Stereotyping

Chambers's Encyclopaedia, Volume 9: Bound to Swansea, p. 720–721

Stereotyping (Gr. stereos, 'solid') is the art of fabricating solid casts in type-metal from pages of movable types. Unless when the number required of any printed matter is very small, the actual printing is very seldom executed directly from the types (see PRINTING). When the pages are all corrected and ready for the press casts are taken from them either in type-metal (stereotypes) or in copper (electrotypes). The latter method, being sharper and much more durable, is generally used when large numbers are to be printed, and will be found described in the article ELECTRO-METALLURGY.

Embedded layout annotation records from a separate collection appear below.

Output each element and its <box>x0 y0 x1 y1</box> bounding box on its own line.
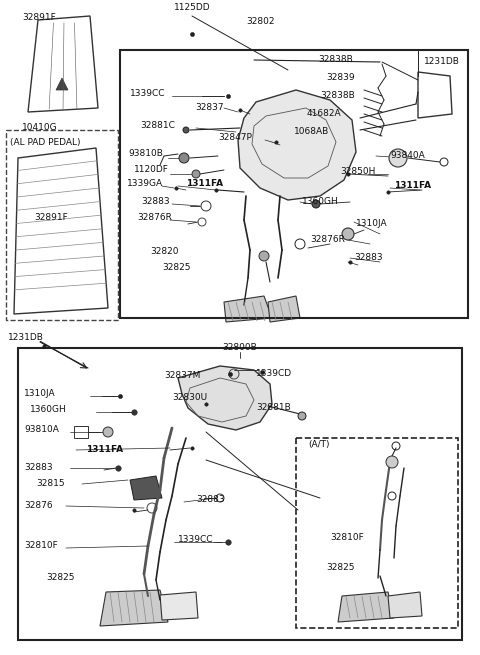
Text: 32850H: 32850H <box>340 168 375 176</box>
Text: 10410G: 10410G <box>22 124 58 132</box>
Text: 1311FA: 1311FA <box>86 445 123 455</box>
Text: 93840A: 93840A <box>390 151 425 160</box>
Text: 93810A: 93810A <box>24 426 59 434</box>
Text: 32810F: 32810F <box>330 534 364 542</box>
Polygon shape <box>238 90 356 200</box>
Text: 32891F: 32891F <box>34 214 68 223</box>
Polygon shape <box>130 476 162 500</box>
Text: 32876: 32876 <box>24 502 53 510</box>
Text: 32838B: 32838B <box>318 56 353 64</box>
Text: 41682A: 41682A <box>307 109 342 119</box>
Polygon shape <box>56 78 68 90</box>
Text: 32839: 32839 <box>326 73 355 83</box>
Text: (AL PAD PEDAL): (AL PAD PEDAL) <box>10 138 81 147</box>
Text: 32810F: 32810F <box>24 542 58 550</box>
Text: 32883: 32883 <box>354 253 383 263</box>
Text: 1339CC: 1339CC <box>130 88 166 98</box>
Text: 32876R: 32876R <box>310 236 345 244</box>
Text: 1360GH: 1360GH <box>302 198 339 206</box>
Polygon shape <box>338 592 394 622</box>
Text: 32883: 32883 <box>141 198 169 206</box>
Bar <box>6 130 118 320</box>
Text: 32847P: 32847P <box>218 134 252 143</box>
Text: 32881C: 32881C <box>140 121 175 130</box>
Text: 32800B: 32800B <box>223 343 257 352</box>
Circle shape <box>183 127 189 133</box>
Bar <box>120 50 468 318</box>
Text: 32883: 32883 <box>24 464 53 472</box>
Circle shape <box>259 251 269 261</box>
Polygon shape <box>388 592 422 618</box>
Circle shape <box>389 149 407 167</box>
Text: 32802: 32802 <box>246 18 275 26</box>
Text: 1310JA: 1310JA <box>24 390 56 398</box>
Text: 32838B: 32838B <box>320 92 355 100</box>
Text: 32825: 32825 <box>162 263 191 272</box>
Polygon shape <box>100 590 168 626</box>
Text: 1231DB: 1231DB <box>424 58 460 67</box>
Text: 32837M: 32837M <box>164 371 200 381</box>
Text: 1311FA: 1311FA <box>394 181 431 191</box>
Text: 1360GH: 1360GH <box>30 405 67 415</box>
Circle shape <box>312 200 320 208</box>
Text: 1339CC: 1339CC <box>178 536 214 544</box>
Text: 1231DB: 1231DB <box>8 333 44 343</box>
Bar <box>296 438 458 628</box>
Text: 32891F: 32891F <box>22 14 56 22</box>
Text: (A/T): (A/T) <box>308 440 329 449</box>
Text: 32837: 32837 <box>195 103 224 113</box>
Bar <box>18 348 462 640</box>
Text: 32820: 32820 <box>150 248 179 257</box>
Text: 1068AB: 1068AB <box>294 128 329 136</box>
Text: 1339GA: 1339GA <box>127 179 163 189</box>
Text: 1125DD: 1125DD <box>174 3 210 12</box>
Text: 32815: 32815 <box>36 479 65 489</box>
Text: 32830U: 32830U <box>172 394 207 403</box>
Text: 32825: 32825 <box>46 574 74 582</box>
Text: 1311FA: 1311FA <box>186 179 223 189</box>
Circle shape <box>192 170 200 178</box>
Polygon shape <box>160 592 198 620</box>
Text: 32883: 32883 <box>196 495 225 504</box>
Polygon shape <box>268 296 300 322</box>
Text: 1120DF: 1120DF <box>134 166 169 174</box>
Text: 32825: 32825 <box>326 563 355 572</box>
Circle shape <box>342 228 354 240</box>
Circle shape <box>298 412 306 420</box>
Circle shape <box>386 456 398 468</box>
Text: 93810B: 93810B <box>128 149 163 159</box>
Circle shape <box>179 153 189 163</box>
Polygon shape <box>178 366 272 430</box>
Text: 32876R: 32876R <box>137 214 172 223</box>
Text: 1310JA: 1310JA <box>356 219 388 229</box>
Text: 32881B: 32881B <box>256 403 291 413</box>
Text: 1339CD: 1339CD <box>256 369 292 377</box>
Circle shape <box>103 427 113 437</box>
Polygon shape <box>224 296 272 322</box>
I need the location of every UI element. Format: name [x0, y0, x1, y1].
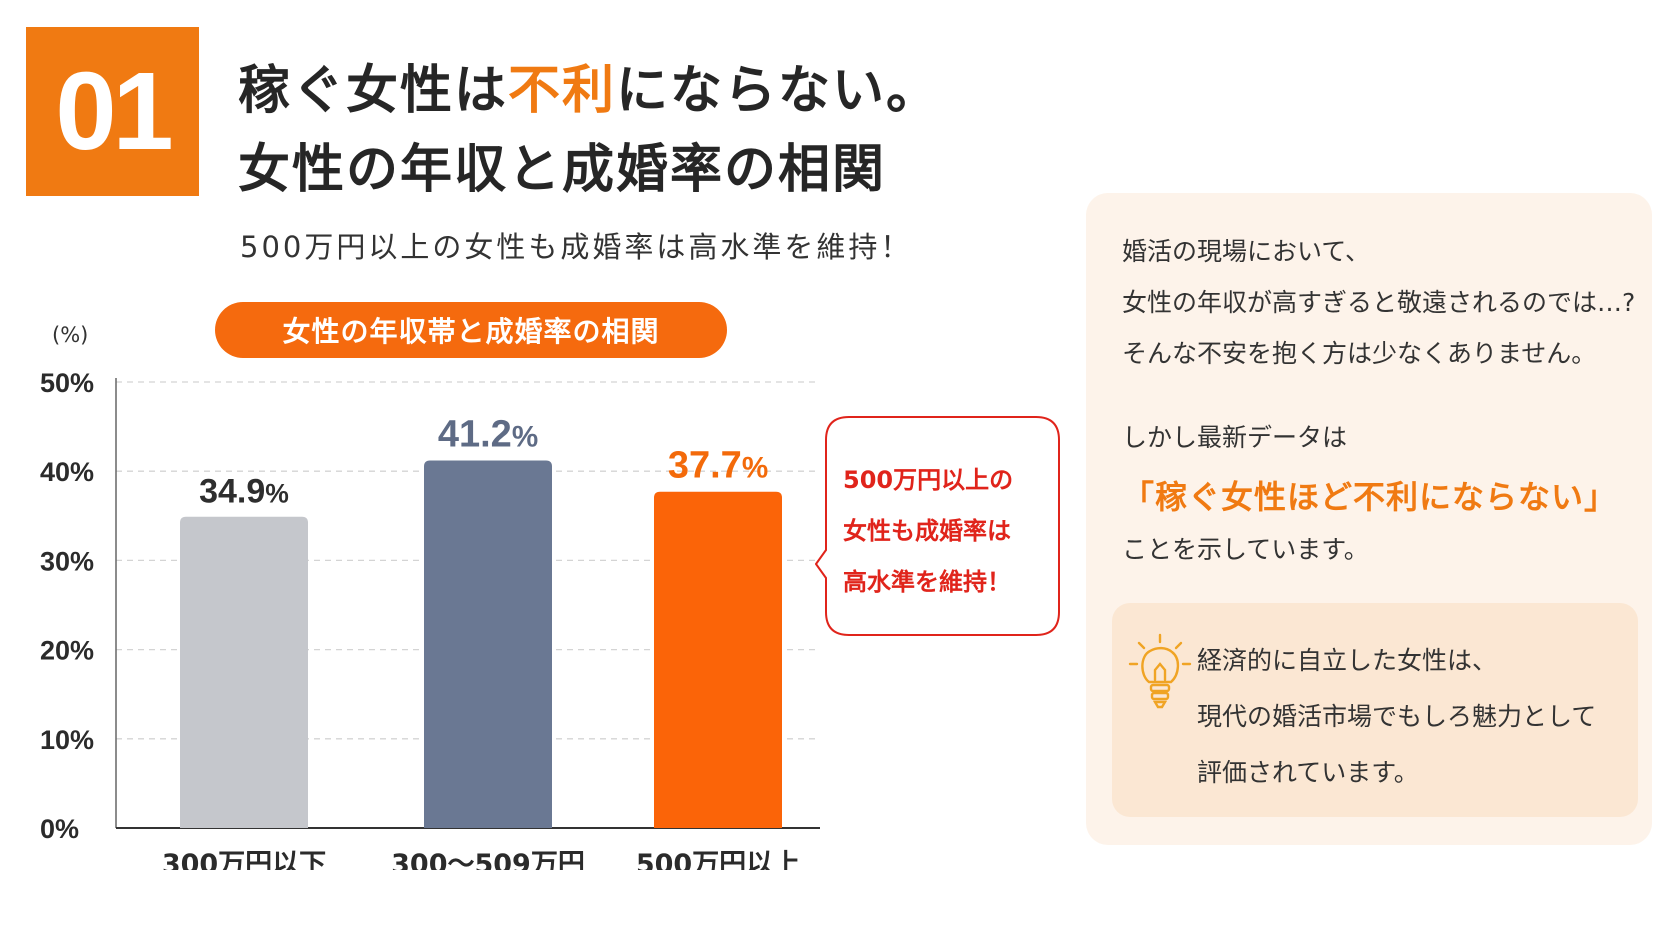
callout-line: 女性も成婚率は [843, 517, 1011, 545]
callout-text: 500万円以上の 女性も成婚率は 高水準を維持！ [843, 455, 1053, 608]
panel-intro-line: 女性の年収が高すぎると敬遠されるのでは…? [1122, 288, 1636, 317]
bar-chart: (%) 0% 10% 20% 30% 40% 50% 34.9% 300万円以下 41.2% 30… [40, 323, 820, 870]
tip-line: 現代の婚活市場でもしろ魅力として [1197, 702, 1597, 731]
y-tick-label: 30% [40, 546, 94, 576]
y-axis-unit-label: (%) [52, 323, 88, 347]
tip-line: 評価されています。 [1197, 758, 1419, 787]
panel-intro-line: 婚活の現場において、 [1122, 237, 1371, 266]
callout-line: 高水準を維持！ [843, 568, 1011, 596]
title-line2: 女性の年収と成婚率の相関 [238, 140, 887, 200]
section-number-badge: 01 [26, 27, 199, 196]
y-tick-label: 20% [40, 636, 94, 666]
y-tick-label: 0% [40, 814, 79, 844]
y-tick-label: 40% [40, 457, 94, 487]
title-line1-post: にならない。 [616, 61, 941, 121]
title-accent: 不利 [508, 61, 617, 121]
subtitle: 500万円以上の女性も成婚率は高水準を維持！ [240, 230, 913, 264]
chart-title: 女性の年収帯と成婚率の相関 [215, 302, 727, 358]
page-title: 稼ぐ女性は不利にならない。 女性の年収と成婚率の相関 [238, 52, 940, 210]
tip-line: 経済的に自立した女性は、 [1197, 646, 1498, 675]
bar [424, 460, 552, 828]
bar [654, 491, 782, 828]
bar-value-label: 34.9% [199, 473, 289, 511]
x-category-label: 500万円以上 [636, 849, 800, 870]
callout-line: 500万円以上の [843, 466, 1014, 494]
tip-box [1112, 603, 1638, 817]
y-tick-label: 50% [40, 368, 94, 398]
panel-intro-line: そんな不安を抱く方は少なくありません。 [1122, 339, 1597, 368]
panel-intro: 婚活の現場において、 女性の年収が高すぎると敬遠されるのでは…? そんな不安を抱… [1122, 226, 1635, 379]
bar-value-label: 41.2% [438, 413, 538, 455]
x-category-label: 300〜509万円 [391, 849, 585, 870]
y-tick-label: 10% [40, 725, 94, 755]
panel-lead: しかし最新データは [1122, 423, 1348, 452]
bar [180, 516, 308, 828]
panel-outro: ことを示しています。 [1122, 535, 1369, 564]
panel-highlight: 「稼ぐ女性ほど不利にならない」 [1122, 478, 1618, 516]
bar-value-label: 37.7% [668, 445, 768, 487]
callout-bubble [815, 416, 1060, 636]
x-category-label: 300万円以下 [162, 849, 326, 870]
lightbulb-icon [1128, 633, 1192, 709]
tip-text: 経済的に自立した女性は、 現代の婚活市場でもしろ魅力として 評価されています。 [1197, 633, 1596, 801]
title-line1-pre: 稼ぐ女性は [238, 61, 509, 121]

Stereotyping being much cheaper, and quite suitable where moderately large numbers are required, has also, in the papier-maché process, the advantage that it can be executed in a very short time—an important matter in connection with newspapers. It was invented by William Ged (q.v.), a goldsmith in Edinburgh, about the year 1725. His process is as follows: after slightly oiling the surface of the types with a soft brush, stucco mixed to the consistency of thick cream is poured over them and allowed to 'set;' the stucco, when taken off and baked in an oven till quite hard, forms a perfect matrix from which a cast in type-metal (see TYPE) is taken by means of a hollow casting-box which dips the mould into the molten metal. The cast, which should be a perfect fac-simile of the types, is finally trimmed, planed on the back down to the required thickness (about \frac{1}{8} inch), and carefully sized to fit the blocks on which it is to be printed. This process was universally employed for all purposes till it began to be superseded by the papier-maché process, invented by Genoux (1829), and introduced into England from the Continent. Its advantages, in cheapness and rapidity, were at once apparent, and now Ged's process is nearly if not quite extinct. The process is as follows: several plies of soft thin paper, very carefully pasted together, are placed in a wet state on the face of the types, beaten in with a hard brush, and impressed as deeply as possible into all the interstices. The hollows on the outside of the paper are filled up with pipeclay or similar material to give solidity to the mould, and a strong piece of brown paper pasted over all. It is then dried on a hot plate till hard enough to be lifted off the types. It is next put into a flat casting-box, the sides of which are, when closed, just far enough apart to allow the cast to be of the required thickness. The metal must be poured in hot enough to run properly, but not hot enough to burn the paper. The cast is then trimmed and made ready for the printing-machine as in Ged's process. Any accidentally bad letters can be replaced by cutting a hole in the plate, and inserting and soldering in a type. Whole lines or sentences can also be altered, the required new pieces being cast separately and soldered into the plate. The papier-maché mould is not destroyed by the casting like the stucco matrix, but can be kept, and, if carefully used, almost any number of casts may be made from it.

It is a modification of this process which has made the printing of newspapers on the rotary printing-machine successful (see PRINTING). In this process, where the stereotype plates are required to be fitted round a cylinder, and great rapidity is necessary, the following changes are made on the method already described. The paper, instead of being beat into the type with a brush, is pressed in with a soft roller, and is then rapidly dried by means of hot blankets in a hot press. When ready the mould is bent inside a cylindrical casting-box, the core of which is exactly of the same diameter as the printing cylinder. The cast when taken out consequently fits the machine exactly. So complete are the stereotyping arrangements in the larger newspaper offices that duplicate casts of a page of the paper can be prepared in ten or twelve minutes. See F. J. F. Wilson, Stereotyping and Electrotyping (3d ed. 1887).